The double declining balance method is a smart way to show how things lose value quickly over time. It helps businesses save money on taxes in the early years. This method is great for items like machines, cars, or computers that lose value fast. It also shows how much the item is used each year, which is fair and helpful.

To use this method, remember to use the double declining depreciation formula and update your numbers every year. If you’re not sure how to do it, it’s okay to ask a bookkeeper or an accountant for help.

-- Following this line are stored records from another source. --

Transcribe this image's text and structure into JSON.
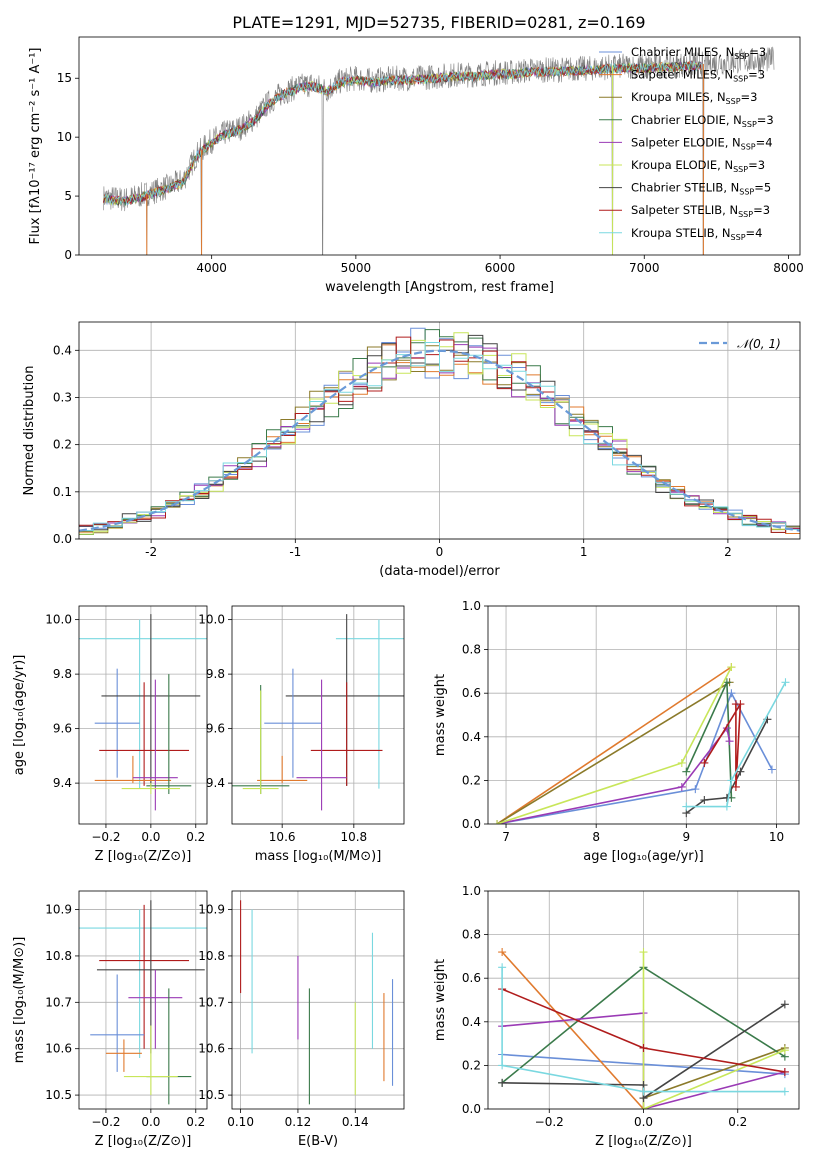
{
  "figure_title": "PLATE=1291, MJD=52735, FIBERID=0281, z=0.169",
  "colors": {
    "Chabrier MILES": "#6a8fd8",
    "Salpeter MILES": "#e07a2e",
    "Kroupa MILES": "#8b7a2a",
    "Chabrier ELODIE": "#3a7a4a",
    "Salpeter ELODIE": "#9a3ab5",
    "Kroupa ELODIE": "#c8e65a",
    "Chabrier STELIB": "#444444",
    "Salpeter STELIB": "#b01c1c",
    "Kroupa STELIB": "#7ad8e0",
    "gaussian": "#6a9ad8",
    "data_spectrum": "#808080"
  },
  "chart_data": [
    {
      "id": "spectrum",
      "type": "line",
      "xlabel": "wavelength [Angstrom, rest frame]",
      "ylabel": "Flux [fλ10⁻¹⁷ erg cm⁻² s⁻¹ A⁻¹]",
      "xlim": [
        3080,
        8080
      ],
      "ylim": [
        0,
        18.5
      ],
      "xticks": [
        4000,
        5000,
        6000,
        7000,
        8000
      ],
      "yticks": [
        0,
        5,
        10,
        15
      ],
      "legend_position": "top-right",
      "legend": [
        {
          "name": "Chabrier MILES",
          "label": "Chabrier MILES, N",
          "sub": "SSP",
          "tail": "=3"
        },
        {
          "name": "Salpeter MILES",
          "label": "Salpeter MILES, N",
          "sub": "SSP",
          "tail": "=3"
        },
        {
          "name": "Kroupa MILES",
          "label": "Kroupa MILES, N",
          "sub": "SSP",
          "tail": "=3"
        },
        {
          "name": "Chabrier ELODIE",
          "label": "Chabrier ELODIE, N",
          "sub": "SSP",
          "tail": "=3"
        },
        {
          "name": "Salpeter ELODIE",
          "label": "Salpeter ELODIE, N",
          "sub": "SSP",
          "tail": "=4"
        },
        {
          "name": "Kroupa ELODIE",
          "label": "Kroupa ELODIE, N",
          "sub": "SSP",
          "tail": "=3"
        },
        {
          "name": "Chabrier STELIB",
          "label": "Chabrier STELIB, N",
          "sub": "SSP",
          "tail": "=5"
        },
        {
          "name": "Salpeter STELIB",
          "label": "Salpeter STELIB, N",
          "sub": "SSP",
          "tail": "=3"
        },
        {
          "name": "Kroupa STELIB",
          "label": "Kroupa STELIB, N",
          "sub": "SSP",
          "tail": "=4"
        }
      ],
      "continuum": [
        [
          3250,
          4.9
        ],
        [
          3400,
          4.7
        ],
        [
          3550,
          5.2
        ],
        [
          3700,
          5.8
        ],
        [
          3800,
          6.3
        ],
        [
          3900,
          8.6
        ],
        [
          4000,
          9.7
        ],
        [
          4100,
          10.4
        ],
        [
          4200,
          10.8
        ],
        [
          4300,
          11.6
        ],
        [
          4400,
          13.0
        ],
        [
          4500,
          13.8
        ],
        [
          4600,
          14.3
        ],
        [
          4700,
          14.5
        ],
        [
          4800,
          14.0
        ],
        [
          4900,
          14.8
        ],
        [
          5000,
          15.0
        ],
        [
          5100,
          14.8
        ],
        [
          5200,
          14.9
        ],
        [
          5300,
          15.0
        ],
        [
          5400,
          15.0
        ],
        [
          5500,
          15.1
        ],
        [
          5600,
          15.2
        ],
        [
          5700,
          15.3
        ],
        [
          5800,
          15.3
        ],
        [
          5900,
          15.4
        ],
        [
          6000,
          15.5
        ],
        [
          6100,
          15.5
        ],
        [
          6200,
          15.7
        ],
        [
          6300,
          15.7
        ],
        [
          6400,
          15.7
        ],
        [
          6500,
          15.8
        ],
        [
          6600,
          15.8
        ],
        [
          6700,
          15.9
        ],
        [
          6800,
          16.0
        ],
        [
          6900,
          16.0
        ],
        [
          7000,
          16.0
        ],
        [
          7100,
          16.1
        ],
        [
          7200,
          16.1
        ],
        [
          7300,
          16.2
        ],
        [
          7400,
          16.2
        ],
        [
          7500,
          16.3
        ],
        [
          7600,
          16.4
        ],
        [
          7700,
          16.5
        ],
        [
          7800,
          16.5
        ],
        [
          7900,
          16.6
        ]
      ],
      "dropouts": [
        [
          3550,
          0
        ],
        [
          3930,
          0
        ],
        [
          4770,
          0
        ],
        [
          6780,
          0
        ],
        [
          7410,
          0
        ]
      ],
      "model_range": [
        3250,
        7400
      ]
    },
    {
      "id": "residuals",
      "type": "histogram",
      "xlabel": "(data-model)/error",
      "ylabel": "Normed distribution",
      "xlim": [
        -2.5,
        2.5
      ],
      "ylim": [
        0,
        0.46
      ],
      "xticks": [
        -2,
        -1,
        0,
        1,
        2
      ],
      "yticks": [
        0.0,
        0.1,
        0.2,
        0.3,
        0.4
      ],
      "grid": true,
      "legend_position": "top-right",
      "legend": [
        {
          "name": "gaussian",
          "label": "𝒩(0, 1)"
        }
      ],
      "bin_width": 0.1
    },
    {
      "id": "age_vs_Z",
      "type": "errorbar",
      "xlabel": "Z [log₁₀(Z/Z⊙)]",
      "ylabel": "age  [log₁₀(age/yr)]",
      "xlim": [
        -0.32,
        0.25
      ],
      "ylim": [
        9.25,
        10.05
      ],
      "xticks": [
        -0.2,
        0.0,
        0.2
      ],
      "yticks": [
        9.4,
        9.6,
        9.8,
        10.0
      ],
      "tick_labels_x": [
        "−0.2",
        "0.0",
        "0.2"
      ],
      "grid": true,
      "points": [
        {
          "name": "Kroupa STELIB",
          "x": -0.05,
          "xerr": 0.3,
          "y": 9.93,
          "ylo": 9.38,
          "yhi": 10.0
        },
        {
          "name": "Chabrier MILES",
          "x": -0.15,
          "xerr": 0.1,
          "y": 9.62,
          "ylo": 9.42,
          "yhi": 9.82
        },
        {
          "name": "Chabrier STELIB",
          "x": 0.0,
          "xerr": 0.22,
          "y": 9.72,
          "ylo": 9.39,
          "yhi": 10.02
        },
        {
          "name": "Salpeter STELIB",
          "x": -0.03,
          "xerr": 0.2,
          "y": 9.52,
          "ylo": 9.39,
          "yhi": 9.77
        },
        {
          "name": "Salpeter MILES",
          "x": -0.08,
          "xerr": 0.17,
          "y": 9.41,
          "ylo": 9.4,
          "yhi": 9.5
        },
        {
          "name": "Salpeter ELODIE",
          "x": 0.02,
          "xerr": 0.1,
          "y": 9.42,
          "ylo": 9.3,
          "yhi": 9.78
        },
        {
          "name": "Chabrier ELODIE",
          "x": 0.08,
          "xerr": 0.1,
          "y": 9.39,
          "ylo": 9.36,
          "yhi": 9.8
        },
        {
          "name": "Kroupa ELODIE",
          "x": 0.0,
          "xerr": 0.13,
          "y": 9.38,
          "ylo": 9.36,
          "yhi": 9.4
        }
      ]
    },
    {
      "id": "age_vs_mass",
      "type": "errorbar",
      "xlabel": "mass [log₁₀(M/M⊙)]",
      "ylabel": "",
      "xlim": [
        10.46,
        10.94
      ],
      "ylim": [
        9.25,
        10.05
      ],
      "xticks": [
        10.6,
        10.8
      ],
      "yticks": [
        9.4,
        9.6,
        9.8,
        10.0
      ],
      "grid": true,
      "points": [
        {
          "name": "Kroupa STELIB",
          "x": 10.87,
          "xerr": 0.12,
          "y": 9.93,
          "ylo": 9.38,
          "yhi": 10.0
        },
        {
          "name": "Chabrier STELIB",
          "x": 10.78,
          "xerr": 0.17,
          "y": 9.72,
          "ylo": 9.39,
          "yhi": 10.02
        },
        {
          "name": "Chabrier MILES",
          "x": 10.63,
          "xerr": 0.08,
          "y": 9.62,
          "ylo": 9.42,
          "yhi": 9.82
        },
        {
          "name": "Salpeter STELIB",
          "x": 10.78,
          "xerr": 0.1,
          "y": 9.52,
          "ylo": 9.39,
          "yhi": 9.77
        },
        {
          "name": "Salpeter MILES",
          "x": 10.6,
          "xerr": 0.07,
          "y": 9.41,
          "ylo": 9.4,
          "yhi": 9.5
        },
        {
          "name": "Salpeter ELODIE",
          "x": 10.71,
          "xerr": 0.07,
          "y": 9.42,
          "ylo": 9.3,
          "yhi": 9.78
        },
        {
          "name": "Chabrier ELODIE",
          "x": 10.54,
          "xerr": 0.08,
          "y": 9.39,
          "ylo": 9.36,
          "yhi": 9.76
        },
        {
          "name": "Kroupa ELODIE",
          "x": 10.54,
          "xerr": 0.05,
          "y": 9.38,
          "ylo": 9.36,
          "yhi": 9.74
        }
      ]
    },
    {
      "id": "weight_vs_age",
      "type": "line",
      "xlabel": "age  [log₁₀(age/yr)]",
      "ylabel": "mass weight",
      "xlim": [
        6.8,
        10.25
      ],
      "ylim": [
        0,
        1.0
      ],
      "xticks": [
        7,
        8,
        9,
        10
      ],
      "yticks": [
        0.0,
        0.2,
        0.4,
        0.6,
        0.8,
        1.0
      ],
      "grid": true,
      "series": [
        {
          "name": "Chabrier MILES",
          "x": [
            6.9,
            9.1,
            9.5,
            9.95
          ],
          "y": [
            0.0,
            0.16,
            0.6,
            0.25
          ]
        },
        {
          "name": "Salpeter MILES",
          "x": [
            6.9,
            9.5
          ],
          "y": [
            0.0,
            0.72
          ]
        },
        {
          "name": "Kroupa MILES",
          "x": [
            6.9,
            9.48
          ],
          "y": [
            0.0,
            0.65
          ]
        },
        {
          "name": "Chabrier ELODIE",
          "x": [
            9.0,
            9.45,
            9.5
          ],
          "y": [
            0.24,
            0.65,
            0.12
          ]
        },
        {
          "name": "Salpeter ELODIE",
          "x": [
            6.9,
            8.95,
            9.45,
            9.48
          ],
          "y": [
            0.0,
            0.17,
            0.44,
            0.38
          ]
        },
        {
          "name": "Kroupa ELODIE",
          "x": [
            6.9,
            8.95,
            9.5
          ],
          "y": [
            0.0,
            0.28,
            0.72
          ]
        },
        {
          "name": "Chabrier STELIB",
          "x": [
            9.0,
            9.2,
            9.45,
            9.6,
            9.9
          ],
          "y": [
            0.05,
            0.11,
            0.12,
            0.24,
            0.48
          ]
        },
        {
          "name": "Salpeter STELIB",
          "x": [
            9.2,
            9.6,
            9.55,
            9.55
          ],
          "y": [
            0.28,
            0.55,
            0.17,
            0.55
          ]
        },
        {
          "name": "Kroupa STELIB",
          "x": [
            9.0,
            9.45,
            9.5,
            10.1
          ],
          "y": [
            0.08,
            0.08,
            0.2,
            0.65
          ]
        }
      ]
    },
    {
      "id": "mass_vs_Z",
      "type": "errorbar",
      "xlabel": "Z [log₁₀(Z/Z⊙)]",
      "ylabel": "mass [log₁₀(M/M⊙)]",
      "xlim": [
        -0.32,
        0.25
      ],
      "ylim": [
        10.47,
        10.94
      ],
      "xticks": [
        -0.2,
        0.0,
        0.2
      ],
      "yticks": [
        10.5,
        10.6,
        10.7,
        10.8,
        10.9
      ],
      "tick_labels_x": [
        "−0.2",
        "0.0",
        "0.2"
      ],
      "grid": true,
      "points": [
        {
          "name": "Kroupa STELIB",
          "x": -0.05,
          "xerr": 0.3,
          "y": 10.86,
          "ylo": 10.58,
          "yhi": 10.9
        },
        {
          "name": "Salpeter STELIB",
          "x": -0.03,
          "xerr": 0.2,
          "y": 10.79,
          "ylo": 10.6,
          "yhi": 10.91
        },
        {
          "name": "Chabrier STELIB",
          "x": 0.0,
          "xerr": 0.24,
          "y": 10.77,
          "ylo": 10.59,
          "yhi": 10.92
        },
        {
          "name": "Salpeter ELODIE",
          "x": 0.02,
          "xerr": 0.12,
          "y": 10.71,
          "ylo": 10.6,
          "yhi": 10.77
        },
        {
          "name": "Chabrier MILES",
          "x": -0.15,
          "xerr": 0.12,
          "y": 10.63,
          "ylo": 10.55,
          "yhi": 10.76
        },
        {
          "name": "Salpeter MILES",
          "x": -0.12,
          "xerr": 0.08,
          "y": 10.59,
          "ylo": 10.55,
          "yhi": 10.62
        },
        {
          "name": "Chabrier ELODIE",
          "x": 0.08,
          "xerr": 0.1,
          "y": 10.54,
          "ylo": 10.48,
          "yhi": 10.73
        },
        {
          "name": "Kroupa ELODIE",
          "x": 0.0,
          "xerr": 0.12,
          "y": 10.54,
          "ylo": 10.5,
          "yhi": 10.65
        }
      ]
    },
    {
      "id": "mass_vs_EBV",
      "type": "errorbar",
      "xlabel": "E(B-V)",
      "ylabel": "",
      "xlim": [
        0.097,
        0.157
      ],
      "ylim": [
        10.47,
        10.94
      ],
      "xticks": [
        0.1,
        0.12,
        0.14
      ],
      "yticks": [
        10.5,
        10.6,
        10.7,
        10.8,
        10.9
      ],
      "grid": true,
      "points": [
        {
          "name": "Salpeter STELIB",
          "x": 0.1,
          "xerr": 0,
          "y": 10.8,
          "ylo": 10.72,
          "yhi": 10.92
        },
        {
          "name": "Kroupa STELIB",
          "x": 0.104,
          "xerr": 0,
          "y": 10.76,
          "ylo": 10.59,
          "yhi": 10.9
        },
        {
          "name": "Salpeter ELODIE",
          "x": 0.12,
          "xerr": 0,
          "y": 10.7,
          "ylo": 10.62,
          "yhi": 10.8
        },
        {
          "name": "Chabrier ELODIE",
          "x": 0.124,
          "xerr": 0,
          "y": 10.6,
          "ylo": 10.48,
          "yhi": 10.73
        },
        {
          "name": "Kroupa ELODIE",
          "x": 0.14,
          "xerr": 0,
          "y": 10.6,
          "ylo": 10.5,
          "yhi": 10.7
        },
        {
          "name": "Salpeter MILES",
          "x": 0.15,
          "xerr": 0,
          "y": 10.62,
          "ylo": 10.53,
          "yhi": 10.72
        },
        {
          "name": "Chabrier MILES",
          "x": 0.153,
          "xerr": 0,
          "y": 10.64,
          "ylo": 10.52,
          "yhi": 10.75
        },
        {
          "name": "Kroupa STELIB",
          "x": 0.146,
          "xerr": 0,
          "y": 10.72,
          "ylo": 10.6,
          "yhi": 10.85
        }
      ]
    },
    {
      "id": "weight_vs_Z",
      "type": "line",
      "xlabel": "Z [log₁₀(Z/Z⊙)]",
      "ylabel": "mass weight",
      "xlim": [
        -0.33,
        0.33
      ],
      "ylim": [
        0,
        1.0
      ],
      "xticks": [
        -0.2,
        0.0,
        0.2
      ],
      "yticks": [
        0.0,
        0.2,
        0.4,
        0.6,
        0.8,
        1.0
      ],
      "tick_labels_x": [
        "−0.2",
        "0.0",
        "0.2"
      ],
      "grid": true,
      "series": [
        {
          "name": "Chabrier MILES",
          "x": [
            -0.3,
            0.3
          ],
          "y": [
            0.25,
            0.16
          ]
        },
        {
          "name": "Salpeter MILES",
          "x": [
            -0.3,
            0.0
          ],
          "y": [
            0.72,
            0.0
          ]
        },
        {
          "name": "Kroupa MILES",
          "x": [
            0.0,
            0.3
          ],
          "y": [
            0.05,
            0.28
          ]
        },
        {
          "name": "Chabrier ELODIE",
          "x": [
            -0.3,
            0.0,
            0.3
          ],
          "y": [
            0.12,
            0.65,
            0.24
          ]
        },
        {
          "name": "Salpeter ELODIE",
          "x": [
            -0.3,
            0.0,
            0.0,
            0.3
          ],
          "y": [
            0.38,
            0.44,
            0.0,
            0.17
          ]
        },
        {
          "name": "Kroupa ELODIE",
          "x": [
            0.0,
            0.0,
            0.3
          ],
          "y": [
            0.72,
            0.0,
            0.27
          ]
        },
        {
          "name": "Chabrier STELIB",
          "x": [
            -0.3,
            0.0,
            0.0,
            0.3
          ],
          "y": [
            0.12,
            0.11,
            0.05,
            0.48
          ]
        },
        {
          "name": "Salpeter STELIB",
          "x": [
            -0.3,
            0.0,
            0.3
          ],
          "y": [
            0.55,
            0.28,
            0.17
          ]
        },
        {
          "name": "Kroupa STELIB",
          "x": [
            -0.3,
            -0.3,
            0.0,
            0.3
          ],
          "y": [
            0.65,
            0.2,
            0.08,
            0.08
          ]
        }
      ]
    }
  ]
}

Meru Accounting has expertise in bookkeeping and can help you use the double declining method the right way so your business runs smoothly.

FAQs

  1. Why would someone use this method?
    People use it because it helps them save money on taxes early and matches how some things wear out faster when they’re new.
  2. Can I use it for all kinds of things?
    No. It’s best for things like electronics, vehicles, or machines that lose value quickly. It’s not great for things that last a long time, like buildings.
  3. Is it hard to calculate?
    It can be a little tricky, but you just need to follow steps and use the formula. Some calculators or computer programs can help too.
  1. Does this method ever stop?
    Yes. You stop when the value of the item reaches its salvage value  that’s the leftover worth after it’s been used for many years.